The Tata Group has revealed that Europe’s largest EV battery facility will be built in Bridgewater, Somerset, with building slated to begin soon and battery manufacturing beginning in 2026.

The £4 billion facility, backed by £500 million of UK government funding, will be located at the 620-acre Gravity Smart Campus, the site of a former Royal Ordnance factory that made bombs during World War Two.

The site has been linked to various car and battery manufacturers in the past and was already widely understood to be where Tata would break ground in the coming months. The confirmation comes seven months after JLR’s parent company selected the UK as the base for its European gigafactory.

Tata’s first battery factory outside of its Indian home market will be run by subsidiary Agratas and, with an eventual capacity of 40GWh, will be one of the largest such facilities in Europe. That capacity alone is just under half of what the UK needs in order to cater to projected local electric vehicle production by 2030.

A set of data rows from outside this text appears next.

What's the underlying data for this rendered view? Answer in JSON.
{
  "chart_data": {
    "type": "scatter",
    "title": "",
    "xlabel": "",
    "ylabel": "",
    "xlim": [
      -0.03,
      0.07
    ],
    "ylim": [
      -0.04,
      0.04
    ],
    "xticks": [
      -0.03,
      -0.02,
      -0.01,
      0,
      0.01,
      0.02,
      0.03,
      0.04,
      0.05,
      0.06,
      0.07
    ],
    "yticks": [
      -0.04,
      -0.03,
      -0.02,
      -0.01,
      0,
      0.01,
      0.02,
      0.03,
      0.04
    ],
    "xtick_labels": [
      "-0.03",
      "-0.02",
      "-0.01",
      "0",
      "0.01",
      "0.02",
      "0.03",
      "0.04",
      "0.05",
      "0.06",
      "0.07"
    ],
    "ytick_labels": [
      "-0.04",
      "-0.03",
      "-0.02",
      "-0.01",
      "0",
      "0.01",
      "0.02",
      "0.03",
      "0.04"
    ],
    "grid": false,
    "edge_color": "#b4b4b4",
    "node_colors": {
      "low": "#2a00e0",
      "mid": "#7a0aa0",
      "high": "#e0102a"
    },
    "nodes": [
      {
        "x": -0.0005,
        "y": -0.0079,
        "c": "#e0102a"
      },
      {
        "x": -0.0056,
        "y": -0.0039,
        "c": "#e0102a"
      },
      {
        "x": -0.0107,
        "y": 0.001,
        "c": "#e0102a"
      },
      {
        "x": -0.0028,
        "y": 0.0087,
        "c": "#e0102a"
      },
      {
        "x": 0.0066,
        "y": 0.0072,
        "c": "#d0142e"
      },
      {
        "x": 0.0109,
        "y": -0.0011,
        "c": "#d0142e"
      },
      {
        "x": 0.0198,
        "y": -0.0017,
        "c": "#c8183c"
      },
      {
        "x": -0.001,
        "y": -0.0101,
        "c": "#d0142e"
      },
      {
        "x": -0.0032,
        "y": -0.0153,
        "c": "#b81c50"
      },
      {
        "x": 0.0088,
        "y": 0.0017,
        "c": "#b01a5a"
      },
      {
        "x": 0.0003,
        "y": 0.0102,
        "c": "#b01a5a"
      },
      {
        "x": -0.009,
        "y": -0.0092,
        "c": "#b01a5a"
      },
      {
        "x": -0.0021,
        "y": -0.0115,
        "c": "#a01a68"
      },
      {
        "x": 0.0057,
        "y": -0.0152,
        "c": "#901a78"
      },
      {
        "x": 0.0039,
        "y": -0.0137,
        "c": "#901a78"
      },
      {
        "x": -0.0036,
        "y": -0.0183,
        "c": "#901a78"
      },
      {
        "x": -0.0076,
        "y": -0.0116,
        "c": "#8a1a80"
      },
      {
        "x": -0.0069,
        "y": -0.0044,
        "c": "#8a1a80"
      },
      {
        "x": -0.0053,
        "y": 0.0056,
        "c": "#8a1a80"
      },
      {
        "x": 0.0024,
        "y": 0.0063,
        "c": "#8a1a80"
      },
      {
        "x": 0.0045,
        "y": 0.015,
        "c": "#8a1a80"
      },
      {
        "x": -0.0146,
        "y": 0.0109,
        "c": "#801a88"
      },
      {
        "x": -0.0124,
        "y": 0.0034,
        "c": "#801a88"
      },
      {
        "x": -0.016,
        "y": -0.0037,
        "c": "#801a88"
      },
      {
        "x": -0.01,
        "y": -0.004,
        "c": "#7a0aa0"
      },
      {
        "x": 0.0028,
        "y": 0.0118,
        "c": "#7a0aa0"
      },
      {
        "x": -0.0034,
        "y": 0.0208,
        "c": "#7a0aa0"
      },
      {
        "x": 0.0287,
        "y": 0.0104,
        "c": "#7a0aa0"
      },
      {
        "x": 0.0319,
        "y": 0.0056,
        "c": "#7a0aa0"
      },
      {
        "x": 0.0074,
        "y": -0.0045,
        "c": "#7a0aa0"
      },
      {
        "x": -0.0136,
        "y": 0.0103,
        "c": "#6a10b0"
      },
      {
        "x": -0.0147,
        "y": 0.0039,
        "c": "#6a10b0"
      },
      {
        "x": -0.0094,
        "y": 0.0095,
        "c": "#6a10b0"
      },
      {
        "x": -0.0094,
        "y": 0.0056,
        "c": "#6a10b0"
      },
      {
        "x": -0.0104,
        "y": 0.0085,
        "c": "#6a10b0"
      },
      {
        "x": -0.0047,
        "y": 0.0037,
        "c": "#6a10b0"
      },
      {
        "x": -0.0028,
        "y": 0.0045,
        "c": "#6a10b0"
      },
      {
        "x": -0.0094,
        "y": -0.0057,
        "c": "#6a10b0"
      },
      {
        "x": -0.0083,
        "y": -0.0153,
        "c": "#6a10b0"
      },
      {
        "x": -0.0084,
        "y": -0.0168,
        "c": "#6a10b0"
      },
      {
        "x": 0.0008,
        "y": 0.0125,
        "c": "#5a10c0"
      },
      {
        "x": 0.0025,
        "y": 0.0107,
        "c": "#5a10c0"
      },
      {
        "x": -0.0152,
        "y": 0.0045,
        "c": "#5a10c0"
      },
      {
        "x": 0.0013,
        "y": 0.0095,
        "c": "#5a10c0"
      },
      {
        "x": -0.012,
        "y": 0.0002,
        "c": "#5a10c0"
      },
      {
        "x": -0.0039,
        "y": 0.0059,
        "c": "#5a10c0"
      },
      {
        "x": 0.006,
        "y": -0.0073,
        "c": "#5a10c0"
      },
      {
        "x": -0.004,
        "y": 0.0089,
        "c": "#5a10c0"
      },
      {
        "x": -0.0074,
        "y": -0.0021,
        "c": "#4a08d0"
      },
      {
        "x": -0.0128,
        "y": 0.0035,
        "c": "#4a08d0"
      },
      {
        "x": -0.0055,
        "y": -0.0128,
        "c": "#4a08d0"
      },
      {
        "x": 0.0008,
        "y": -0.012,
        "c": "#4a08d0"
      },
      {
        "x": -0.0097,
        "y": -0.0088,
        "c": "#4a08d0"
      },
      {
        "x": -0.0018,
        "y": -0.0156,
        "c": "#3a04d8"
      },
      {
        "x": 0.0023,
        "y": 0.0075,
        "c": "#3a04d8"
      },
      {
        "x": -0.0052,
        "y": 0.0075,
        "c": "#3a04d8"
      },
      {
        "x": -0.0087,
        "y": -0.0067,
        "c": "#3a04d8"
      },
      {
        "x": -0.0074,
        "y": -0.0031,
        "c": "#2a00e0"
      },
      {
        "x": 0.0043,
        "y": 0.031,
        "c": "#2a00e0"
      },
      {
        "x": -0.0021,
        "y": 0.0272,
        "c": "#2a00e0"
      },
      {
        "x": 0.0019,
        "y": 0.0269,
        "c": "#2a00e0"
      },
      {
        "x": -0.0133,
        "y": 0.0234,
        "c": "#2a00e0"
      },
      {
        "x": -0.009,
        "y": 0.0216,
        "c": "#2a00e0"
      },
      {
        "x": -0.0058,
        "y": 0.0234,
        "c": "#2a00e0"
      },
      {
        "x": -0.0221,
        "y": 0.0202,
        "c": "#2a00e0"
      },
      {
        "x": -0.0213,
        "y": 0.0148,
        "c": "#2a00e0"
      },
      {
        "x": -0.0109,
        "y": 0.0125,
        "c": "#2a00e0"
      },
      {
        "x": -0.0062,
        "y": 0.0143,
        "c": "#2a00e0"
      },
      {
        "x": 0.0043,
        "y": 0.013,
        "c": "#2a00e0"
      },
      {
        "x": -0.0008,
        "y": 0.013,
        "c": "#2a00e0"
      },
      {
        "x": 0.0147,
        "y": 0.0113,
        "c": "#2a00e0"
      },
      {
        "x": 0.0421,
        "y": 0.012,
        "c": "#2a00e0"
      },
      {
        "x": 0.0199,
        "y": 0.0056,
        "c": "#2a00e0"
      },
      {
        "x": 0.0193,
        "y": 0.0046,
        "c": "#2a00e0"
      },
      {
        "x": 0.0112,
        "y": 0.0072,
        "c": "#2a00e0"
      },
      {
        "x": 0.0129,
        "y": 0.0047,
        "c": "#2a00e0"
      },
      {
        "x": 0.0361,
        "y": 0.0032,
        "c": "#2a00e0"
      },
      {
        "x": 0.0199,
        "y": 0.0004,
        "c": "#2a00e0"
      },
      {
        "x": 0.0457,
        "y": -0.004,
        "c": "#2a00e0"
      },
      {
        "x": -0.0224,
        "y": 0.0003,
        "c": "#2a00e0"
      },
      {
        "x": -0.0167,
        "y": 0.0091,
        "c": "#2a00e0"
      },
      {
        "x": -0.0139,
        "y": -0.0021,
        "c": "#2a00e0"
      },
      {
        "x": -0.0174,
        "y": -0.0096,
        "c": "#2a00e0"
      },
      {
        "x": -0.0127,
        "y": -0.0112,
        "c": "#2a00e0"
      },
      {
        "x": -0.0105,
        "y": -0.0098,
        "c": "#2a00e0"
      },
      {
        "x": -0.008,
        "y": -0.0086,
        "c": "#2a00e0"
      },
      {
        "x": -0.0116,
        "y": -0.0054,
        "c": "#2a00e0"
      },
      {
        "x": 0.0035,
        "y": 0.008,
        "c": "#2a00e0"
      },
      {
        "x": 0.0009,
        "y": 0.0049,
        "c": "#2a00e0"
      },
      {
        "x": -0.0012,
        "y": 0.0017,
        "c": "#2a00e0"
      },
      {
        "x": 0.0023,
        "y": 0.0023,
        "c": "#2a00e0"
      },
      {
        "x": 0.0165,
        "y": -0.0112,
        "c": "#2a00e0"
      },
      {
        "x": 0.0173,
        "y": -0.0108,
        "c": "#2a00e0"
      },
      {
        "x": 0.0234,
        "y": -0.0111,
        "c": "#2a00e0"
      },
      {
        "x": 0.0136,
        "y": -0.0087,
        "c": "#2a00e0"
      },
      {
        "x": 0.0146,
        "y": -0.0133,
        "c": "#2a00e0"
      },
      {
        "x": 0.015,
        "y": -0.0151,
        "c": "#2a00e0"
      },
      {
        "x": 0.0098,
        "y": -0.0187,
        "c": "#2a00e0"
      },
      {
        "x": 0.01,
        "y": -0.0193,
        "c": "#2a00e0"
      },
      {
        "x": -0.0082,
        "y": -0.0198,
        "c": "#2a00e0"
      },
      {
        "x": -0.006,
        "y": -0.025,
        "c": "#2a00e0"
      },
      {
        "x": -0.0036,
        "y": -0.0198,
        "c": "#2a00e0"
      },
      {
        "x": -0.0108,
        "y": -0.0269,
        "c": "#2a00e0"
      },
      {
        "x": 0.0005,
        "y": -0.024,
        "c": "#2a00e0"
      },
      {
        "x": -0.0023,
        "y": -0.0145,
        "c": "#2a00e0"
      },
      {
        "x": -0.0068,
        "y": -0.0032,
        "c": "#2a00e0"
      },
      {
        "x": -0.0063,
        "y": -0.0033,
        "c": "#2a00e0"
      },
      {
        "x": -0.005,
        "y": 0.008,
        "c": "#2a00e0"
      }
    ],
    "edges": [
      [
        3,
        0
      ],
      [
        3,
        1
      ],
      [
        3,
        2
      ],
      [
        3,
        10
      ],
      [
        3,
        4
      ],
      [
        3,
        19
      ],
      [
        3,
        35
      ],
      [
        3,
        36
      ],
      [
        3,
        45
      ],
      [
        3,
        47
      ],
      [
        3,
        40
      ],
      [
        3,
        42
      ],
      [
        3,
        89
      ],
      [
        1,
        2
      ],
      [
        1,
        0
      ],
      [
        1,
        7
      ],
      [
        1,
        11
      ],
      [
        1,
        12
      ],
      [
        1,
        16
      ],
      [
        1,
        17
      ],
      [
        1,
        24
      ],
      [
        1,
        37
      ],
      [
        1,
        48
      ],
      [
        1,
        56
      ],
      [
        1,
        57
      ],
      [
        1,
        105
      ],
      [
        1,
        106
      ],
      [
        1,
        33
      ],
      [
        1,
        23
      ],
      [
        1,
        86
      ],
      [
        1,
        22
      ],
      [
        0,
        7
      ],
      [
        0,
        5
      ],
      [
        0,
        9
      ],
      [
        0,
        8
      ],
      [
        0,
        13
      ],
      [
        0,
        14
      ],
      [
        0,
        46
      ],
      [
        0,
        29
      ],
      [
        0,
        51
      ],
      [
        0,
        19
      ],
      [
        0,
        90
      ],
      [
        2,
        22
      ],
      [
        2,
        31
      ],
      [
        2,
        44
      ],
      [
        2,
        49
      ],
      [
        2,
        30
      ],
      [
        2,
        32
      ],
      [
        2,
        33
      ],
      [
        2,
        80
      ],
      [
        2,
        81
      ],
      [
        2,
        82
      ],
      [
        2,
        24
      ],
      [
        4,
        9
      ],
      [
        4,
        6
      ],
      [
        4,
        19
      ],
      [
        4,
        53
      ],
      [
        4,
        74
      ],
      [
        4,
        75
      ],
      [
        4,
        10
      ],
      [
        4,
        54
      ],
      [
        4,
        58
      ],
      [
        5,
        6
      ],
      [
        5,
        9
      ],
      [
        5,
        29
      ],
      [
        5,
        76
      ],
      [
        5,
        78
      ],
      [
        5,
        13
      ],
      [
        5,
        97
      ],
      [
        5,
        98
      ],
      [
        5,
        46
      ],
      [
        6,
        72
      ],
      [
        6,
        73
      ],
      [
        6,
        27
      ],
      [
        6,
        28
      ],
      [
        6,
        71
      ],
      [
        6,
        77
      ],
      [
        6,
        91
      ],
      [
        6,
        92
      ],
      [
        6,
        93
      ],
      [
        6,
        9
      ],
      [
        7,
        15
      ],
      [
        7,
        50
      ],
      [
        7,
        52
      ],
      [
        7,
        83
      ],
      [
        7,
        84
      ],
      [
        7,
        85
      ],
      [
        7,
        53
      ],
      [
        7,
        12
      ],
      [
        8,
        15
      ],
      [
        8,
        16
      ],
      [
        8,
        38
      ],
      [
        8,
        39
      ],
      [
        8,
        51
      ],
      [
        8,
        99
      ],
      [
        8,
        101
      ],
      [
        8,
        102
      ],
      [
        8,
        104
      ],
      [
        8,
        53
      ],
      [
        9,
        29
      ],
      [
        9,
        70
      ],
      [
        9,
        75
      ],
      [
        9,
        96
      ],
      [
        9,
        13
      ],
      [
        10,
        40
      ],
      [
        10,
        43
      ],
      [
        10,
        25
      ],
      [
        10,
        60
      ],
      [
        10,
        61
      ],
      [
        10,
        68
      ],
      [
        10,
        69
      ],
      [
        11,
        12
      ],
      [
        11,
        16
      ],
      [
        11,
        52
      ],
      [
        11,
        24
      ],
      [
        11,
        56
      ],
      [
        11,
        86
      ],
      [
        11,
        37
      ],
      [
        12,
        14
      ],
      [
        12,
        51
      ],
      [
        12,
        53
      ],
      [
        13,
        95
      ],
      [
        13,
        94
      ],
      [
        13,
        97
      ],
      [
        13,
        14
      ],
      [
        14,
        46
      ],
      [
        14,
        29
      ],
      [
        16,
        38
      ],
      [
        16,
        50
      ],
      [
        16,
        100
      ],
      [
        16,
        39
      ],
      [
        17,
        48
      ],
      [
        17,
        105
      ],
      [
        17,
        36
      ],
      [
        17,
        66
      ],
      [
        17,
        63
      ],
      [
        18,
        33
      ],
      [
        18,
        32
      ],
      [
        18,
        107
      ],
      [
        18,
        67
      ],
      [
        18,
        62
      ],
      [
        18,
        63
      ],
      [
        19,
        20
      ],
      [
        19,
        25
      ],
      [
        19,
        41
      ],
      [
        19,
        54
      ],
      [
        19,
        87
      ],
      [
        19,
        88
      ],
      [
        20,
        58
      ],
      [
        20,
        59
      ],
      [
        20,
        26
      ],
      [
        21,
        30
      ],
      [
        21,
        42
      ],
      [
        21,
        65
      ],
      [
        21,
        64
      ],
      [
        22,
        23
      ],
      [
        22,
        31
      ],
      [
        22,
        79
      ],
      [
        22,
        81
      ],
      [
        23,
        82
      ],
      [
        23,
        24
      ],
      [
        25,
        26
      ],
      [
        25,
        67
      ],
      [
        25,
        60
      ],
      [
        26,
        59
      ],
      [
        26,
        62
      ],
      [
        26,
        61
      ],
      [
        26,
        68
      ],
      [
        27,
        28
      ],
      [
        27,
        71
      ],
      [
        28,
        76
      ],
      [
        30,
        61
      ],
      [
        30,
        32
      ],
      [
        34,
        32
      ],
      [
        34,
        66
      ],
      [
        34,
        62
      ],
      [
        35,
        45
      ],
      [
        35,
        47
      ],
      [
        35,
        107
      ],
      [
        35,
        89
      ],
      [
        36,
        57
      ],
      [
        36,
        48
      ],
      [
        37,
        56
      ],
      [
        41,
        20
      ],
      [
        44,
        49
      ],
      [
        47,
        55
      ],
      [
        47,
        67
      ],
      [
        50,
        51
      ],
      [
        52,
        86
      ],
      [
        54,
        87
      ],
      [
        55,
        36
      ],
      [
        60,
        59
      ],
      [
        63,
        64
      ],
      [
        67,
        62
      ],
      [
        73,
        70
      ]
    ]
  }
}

The factory, which will create 4000 jobs, will initially make batteries for Tata Motors and JLR (formerly Jaguar Land Rover) – brands that sit under the Tata Group umbrella – before later expanding to produce cells for different applications, such as commercial vehicles, two-wheelers and energy storage solutions.

Agratas CEO Tom Flack, said, “We care deeply about the communities we operate in.”

Tata will also be looking at future-proofing its factory, working with local schools and colleges, as well as the wider Gravity Smart Campus, to offer training courses to get people interested in engineering and train workers. Cells made at the factory will be in the rectangular prismatic format, rather than the cylindrical shape preferred by BMW and Tesla, and Tata has already said that the cell chemistry can be adapted and changed as new advancements are made.

Flack, said, “Our multi-billion-pound investment will bring state-of-the-art technology to Somerset, helping to supercharge Britain’s transition to electric mobility whilst creating thousands of jobs in the process.”

Mike Hawes, chief executive of the Society of Motor Manufacturers and Traders, repeated Flack’s comments,“Confirmation that Somerset will be home to a new multi-billion-pound EV battery manufacturing facility, with construction starting this spring, is good news for the locality, the industry and wider UK economy.”

Hawes, added, “Thousands of new, cutting-edge jobs will be created, and as the global sector moves swiftly to electrification, producing batteries in Britain is critical to the next generation of UK automotive manufacturing.”

Tata’s vote of confidence in the UK brings reassurance after a long period of uncertainty around the British industry’s preparedness for the EV era. However, questions still remain over whether the country will be able to build enough batteries to sustain competitive levels of EV production.